Each share of the Company’s common stock outstanding immediately
prior to the effective time of the Merger (other than shares held
by Fidelity or any subsidiary of Fidelity, including Merger Sub,
which shares will be cancelled without any conversion) will, at the
effective time of the Merger, be converted into the right to
receive $14.50 per share net to the shareholder in cash, without
interest and less any required withholding taxes. As a result of
the Merger, the Company will become an indirect, wholly owned
subsidiary of Fidelity and a trading market for the Company’s
common stock will no longer exist. Additionally, upon the
delisting, the Company will qualify to terminate the registration
of its common stock under Section 12 of the Exchange Act and exit
the SEC periodic reporting system. The common stock will not be
listed or registered on another national securities exchange or for
quotation in a quotation medium.
As of the date of the filing of the Form 15, the Company’s
obligation to file certain reports under the Exchange Act,
including Forms 10-K, 10-Q and 8-K, will be immediately suspended,
and other filing requirements will terminate upon the effectiveness
of the deregistration, which should occur 90 days after the filing
of the Form 15.
About J. Alexander’s Corporation
J. Alexander’s Corporation operates 33 J. Alexander’s
restaurants in 13 states: Alabama, Arizona, Colorado, Florida,
Georgia, Illinois, Kansas, Kentucky, Louisiana, Michigan, Ohio,
Tennessee and Texas. J. Alexander’s is an upscale,
contemporary American restaurant known for its wood-fired cuisine.
The Company’s menu features a wide selection of American classics,
including steaks, prime rib or beef and fresh seafood, as well as a
large assortment of interesting salads, sandwiches and desserts.
J. Alexander’s also has a full-service bar that features an
outstanding selection of wines by the glass and bottle.

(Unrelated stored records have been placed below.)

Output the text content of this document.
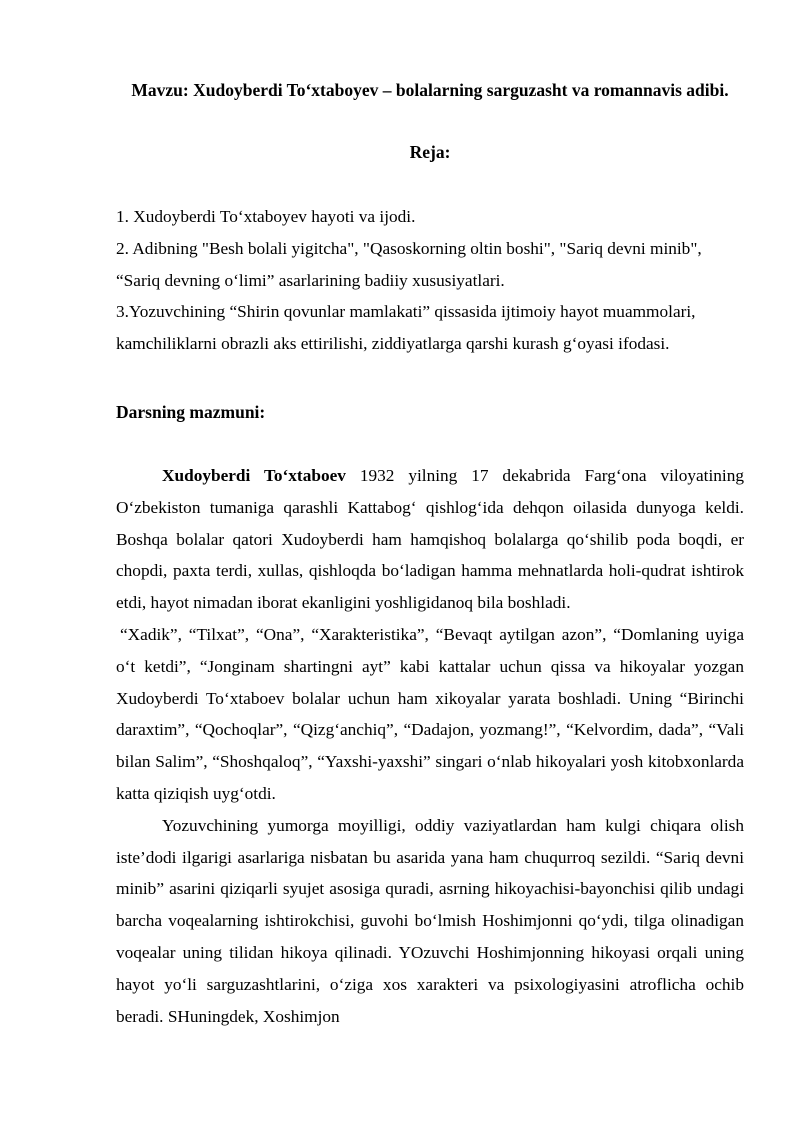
Mavzu: Xudoyberdi To‘xtaboyev – bolalarning sarguzasht va romannavis adibi.
Reja:

1. Xudoyberdi To‘xtaboyev hayoti va ijodi.

2. Adibning "Besh bolali yigitcha", "Qasoskorning oltin boshi", "Sariq devni minib", “Sariq devning o‘limi” asarlarining badiiy xususiyatlari.

3.Yozuvchining “Shirin qovunlar mamlakati” qissasida ijtimoiy hayot muammolari, kamchiliklarni obrazli aks ettirilishi, ziddiyatlarga qarshi kurash g‘oyasi ifodasi.

Darsning mazmuni:

Xudoyberdi To‘xtaboev 1932 yilning 17 dekabrida Farg‘ona viloyatining O‘zbekiston tumaniga qarashli Kattabog‘ qishlog‘ida dehqon oilasida dunyoga keldi. Boshqa bolalar qatori Xudoyberdi ham hamqishoq bolalarga qo‘shilib poda boqdi, er chopdi, paxta terdi, xullas, qishloqda bo‘ladigan hamma mehnatlarda holi-qudrat ishtirok etdi, hayot nimadan iborat ekanligini yoshligidanoq bila boshladi.

“Xadik”, “Tilxat”, “Ona”, “Xarakteristika”, “Bevaqt aytilgan azon”, “Domlaning uyiga o‘t ketdi”, “Jonginam shartingni ayt” kabi kattalar uchun qissa va hikoyalar yozgan Xudoyberdi To‘xtaboev bolalar uchun ham xikoyalar yarata boshladi. Uning “Birinchi daraxtim”, “Qochoqlar”, “Qizg‘anchiq”, “Dadajon, yozmang!”, “Kelvordim, dada”, “Vali bilan Salim”, “Shoshqaloq”, “Yaxshi-yaxshi” singari o‘nlab hikoyalari yosh kitobxonlarda katta qiziqish uyg‘otdi.

Yozuvchining yumorga moyilligi, oddiy vaziyatlardan ham kulgi chiqara olish iste’dodi ilgarigi asarlariga nisbatan bu asarida yana ham chuqurroq sezildi. “Sariq devni minib” asarini qiziqarli syujet asosiga quradi, asrning hikoyachisi-bayonchisi qilib undagi barcha voqealarning ishtirokchisi, guvohi bo‘lmish Hoshimjonni qo‘ydi, tilga olinadigan voqealar uning tilidan hikoya qilinadi. YOzuvchi Hoshimjonning hikoyasi orqali uning hayot yo‘li sarguzashtlarini, o‘ziga xos xarakteri va psixologiyasini atroflicha ochib beradi. SHuningdek, Xoshimjon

J. Alexander’s Corporation is headquartered in Nashville,
Tennessee.
Forward Looking
Statements
This press release contains forward-looking statements relating
to the acquisition of J. Alexander’s Corporation by Fidelity
National Financial, Inc. and its affiliates. These statements are
forward-looking statements for purposes of the safe harbor
provisions under the Private Securities Litigation Reform Act of
1995. The actual results of the transaction could vary materially
as a result of a number of factors, including: unexpected delays or
impediments to the merger of the Company and Merger Sub; the
effects of disruptions from the transaction; the risk of
shareholder litigation in connection with the transaction and any
related significant costs of defense, indemnification and
liability; and the possibility that various closing conditions for
the transaction may not be satisfied or waived. Other factors that
may cause actual results to differ materially include those set
forth in the reports that the Company files from time to time with
the Securities and Exchange Commission, including the annual report
on Form 10-K for the fiscal year ended January 1, 2012 and
quarterly and current reports on Form 10-Q and 8-K, as well as the
solicitation/recommendation statement on Schedule 14D-9 filed by
the Company, together with any amendments or supplements thereof.
These forward-looking statements reflect the Company’s expectations
as of the date of this press release. The Company undertakes no
obligation to update the information provided herein.